Some of these agencies had a clause that made it possible to charge 2-3 times the investment cost when a trainees contract was canceled. There were heavy penalties placed on the trainee in the past. The FTC has now placed regulations for only the direct investment amount to be repaid on cancellation.
One music industry insider has said these changes could be exploited to poach another agencies trainee.
The insider revealed that if a trainee can pay for the direct investment and terminate their contract, the “ace trainee” of a small and medium-sized company could easily be poached by another agency. They could pay the direct investment cost and leave if the trainee felt their agencies conditions weren’t good. The big extra fees could be considered as a safety device for the trainee to stay but these changes make it possible for big companies to easily pay the investment and take the “ace” members from any entertainment agency.
The previous large fees could previously be considered insurance for trainees to remain in their agencies. The new changes make it possible for large companies to easily pay the investment and take the “ace” members away from any entertainment agency.
On average, the contract terms of trainees are set to around three years. The agency supports the trainee with various training programs for this duration, so it’s a very large investment in money as well as in time.
Another industry insider added the following comment:
“The new contractual changes of the KFTC will cause trouble for agencies. An agency could train a trainee to high standards and if that trainee leaves easily [due to the new regulations], a new trainee has to be trained, which is resource straining for the agency.”
If the trainees hold a grudge or are disappointed with their current agency, they can easily leave for another agency, and it would be difficult for the agency to fully control the situation for a compromise.”
— Industry Insider
SM Entertainment responded to the KFTC’s changes with a statement on March 7, 2017, and have amended their contracts to follow the new regulations. The other agencies who received orders [from The KFTC] have also made the same contractual amendments.
“We would like to follow up to the Fair Trade Commission’s report of the improvement of unfair contract clauses between entertainment agencies and trainees.

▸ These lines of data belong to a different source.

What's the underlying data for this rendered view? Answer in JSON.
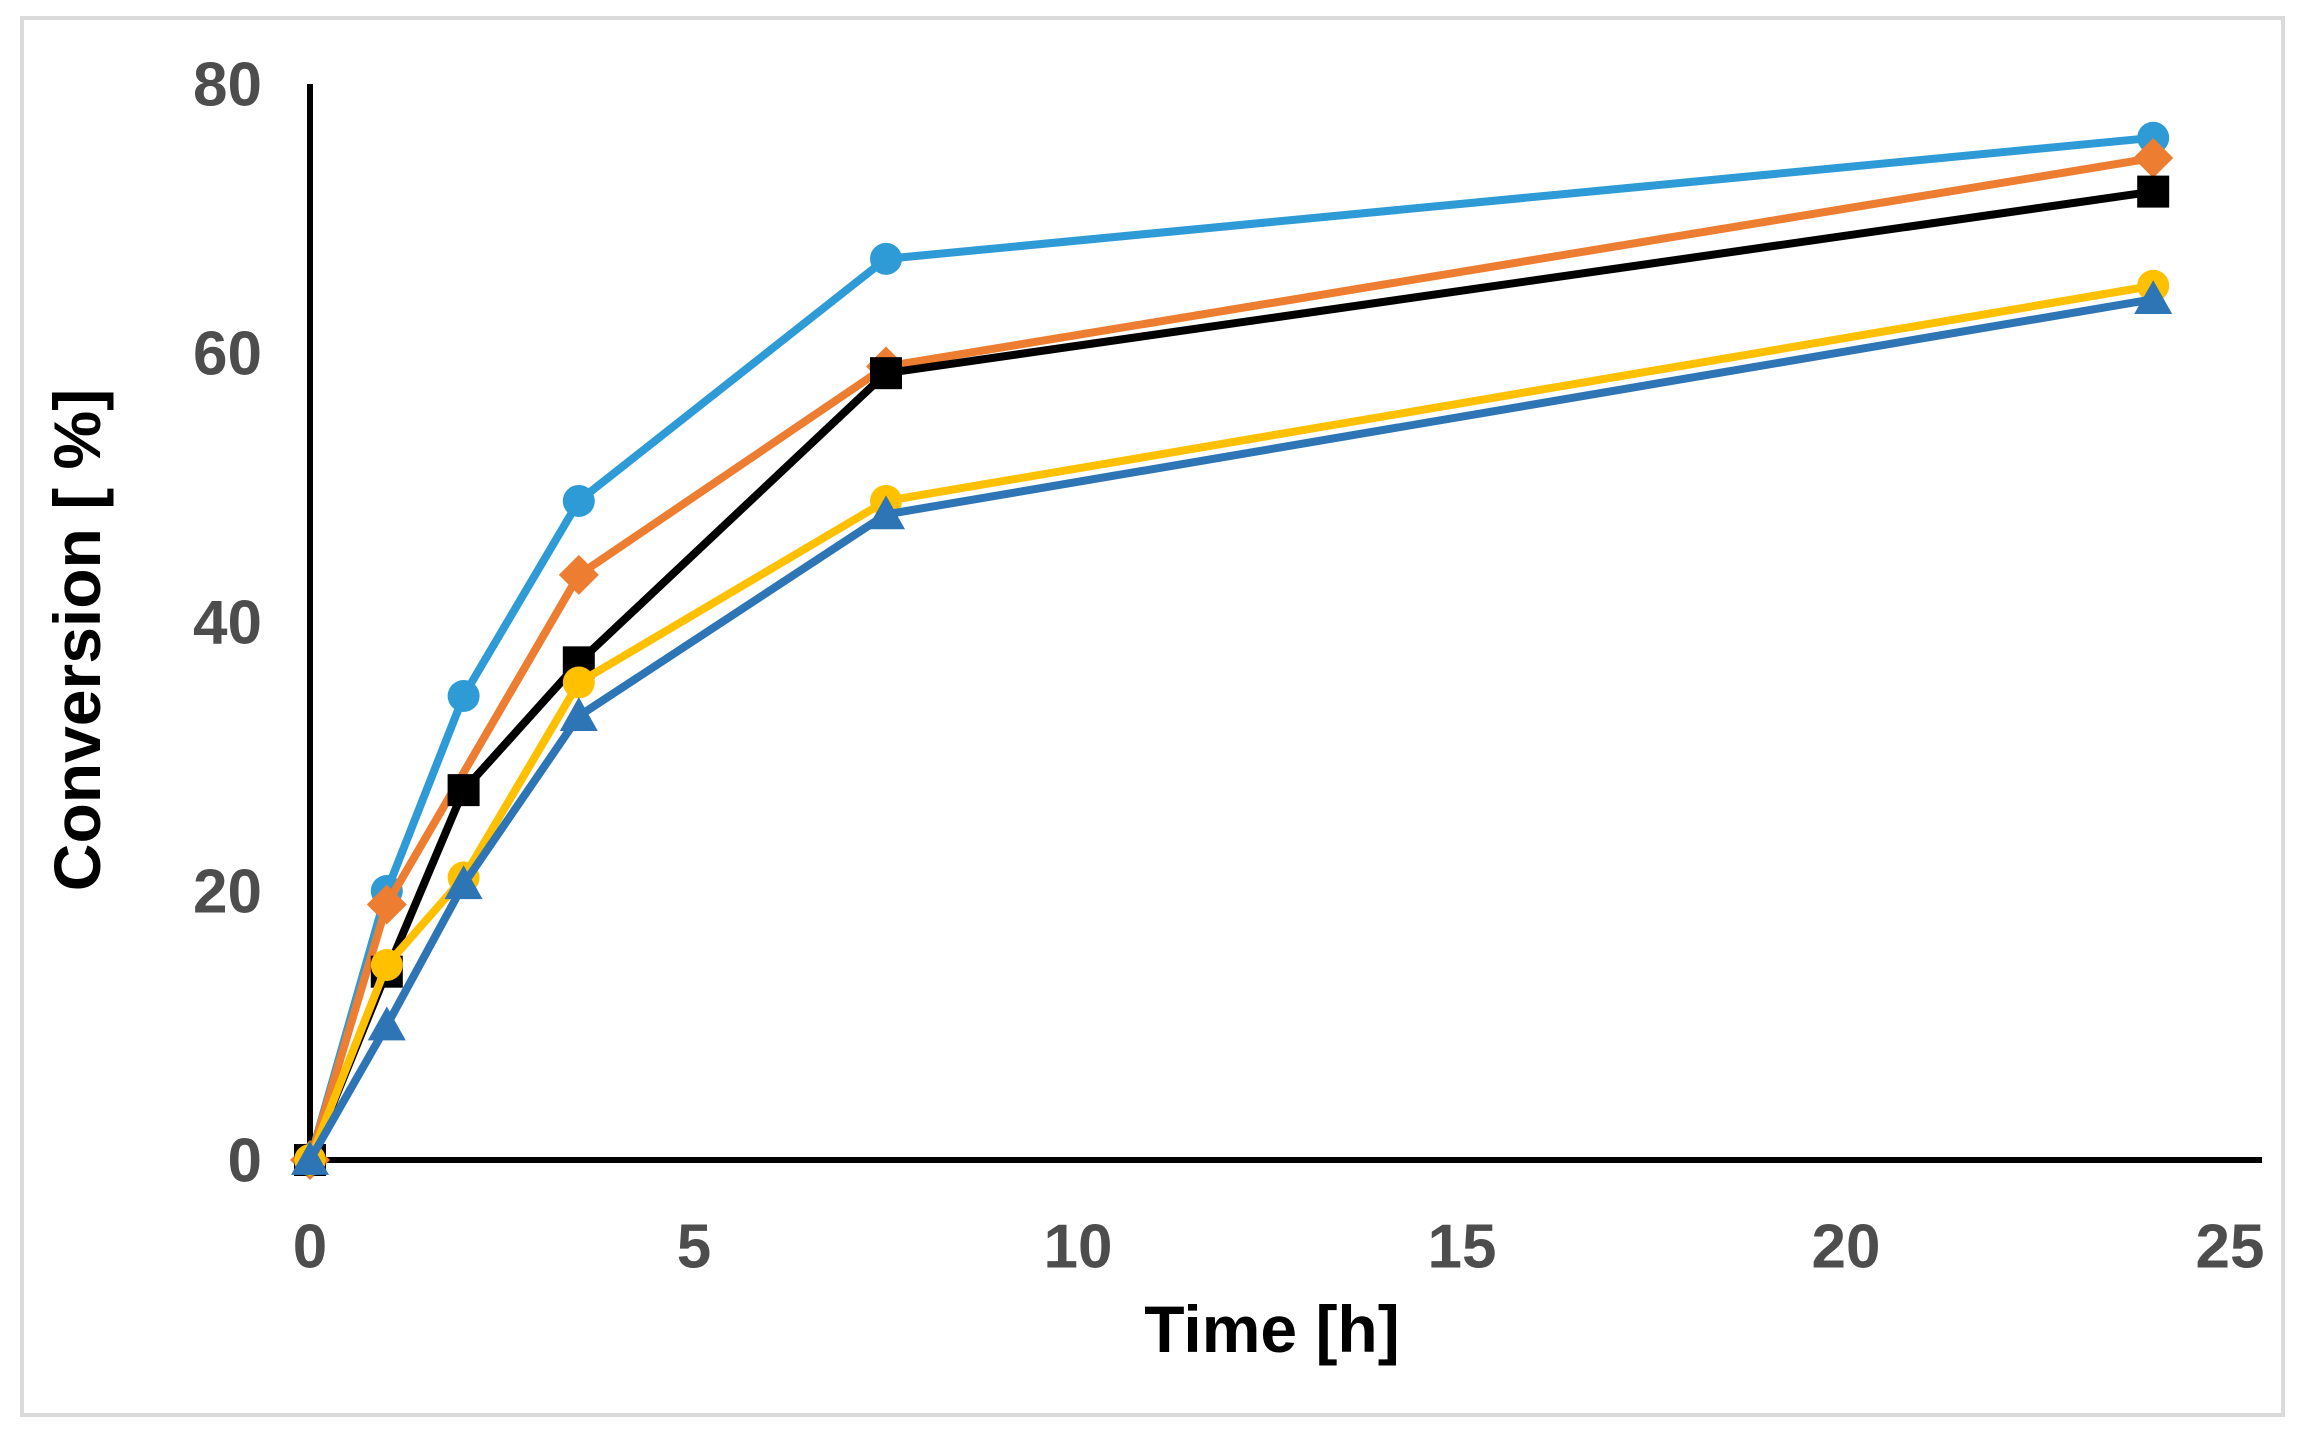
{
  "figure": {
    "title": "",
    "x_title": "Time [h]",
    "y_title": "Conversion [ %]"
  },
  "chart_data": {
    "type": "line",
    "title": "",
    "xlabel": "Time [h]",
    "ylabel": "Conversion [ %]",
    "xlim": [
      0,
      25
    ],
    "ylim": [
      0,
      80
    ],
    "x_ticks": [
      "0",
      "5",
      "10",
      "15",
      "20",
      "25"
    ],
    "x_tick_values": [
      0,
      5,
      10,
      15,
      20,
      25
    ],
    "y_ticks": [
      "0",
      "20",
      "40",
      "60",
      "80"
    ],
    "y_tick_values": [
      0,
      20,
      40,
      60,
      80
    ],
    "grid": false,
    "legend": "none",
    "series": [
      {
        "name": "light-blue-circles",
        "color": "#2E9BD6",
        "marker": "circle",
        "x": [
          0,
          1,
          2,
          3.5,
          7.5,
          24
        ],
        "y": [
          0,
          20,
          34.5,
          49,
          67,
          76
        ]
      },
      {
        "name": "orange-diamonds",
        "color": "#ED7D31",
        "marker": "diamond",
        "x": [
          0,
          1,
          3.5,
          7.5,
          24
        ],
        "y": [
          0,
          19,
          43.5,
          59,
          74.5
        ]
      },
      {
        "name": "black-squares",
        "color": "#000000",
        "marker": "square",
        "x": [
          0,
          1,
          2,
          3.5,
          7.5,
          24
        ],
        "y": [
          0,
          14,
          27.5,
          37,
          58.5,
          72
        ]
      },
      {
        "name": "yellow-circles",
        "color": "#FFC000",
        "marker": "circle",
        "x": [
          0,
          1,
          2,
          3.5,
          7.5,
          24
        ],
        "y": [
          0,
          14.5,
          21,
          35.5,
          49,
          65
        ]
      },
      {
        "name": "blue-triangles",
        "color": "#2E75B6",
        "marker": "triangle-up",
        "x": [
          0,
          1,
          2,
          3.5,
          7.5,
          24
        ],
        "y": [
          0,
          10,
          20.5,
          33,
          48,
          64
        ]
      }
    ],
    "style": {
      "axis_color": "#000000",
      "tick_label_color": "#4D4D4D",
      "frame_color": "#DBDBDB",
      "background": "#FFFFFF",
      "line_width": 8,
      "marker_size": 32
    }
  }
}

SM Entertainment was investigated as part of this report.
The corrective action is based off of Article 6, Section 3 of the ‘Standard Exclusive Contract for Popular Culture and Arts’ which is also given to trainees. Because the FTC opinion on this was that it was unfair, and the FTC wants to modify this clause as a whole, we will ultimately be deleting this provision.
The original clause stated that the person under contract should not engage in any activity that may harm the honor of the artist themselves, other artists within the company, or the company itself. After our amendment, this clause will be deleted.”
— SM Entertainment
The KFTC has not currently targeted other agencies besides the original eight mentioned above, but the Ministry of Culture plan for these new changes to be enforced for all existing agencies by 2017.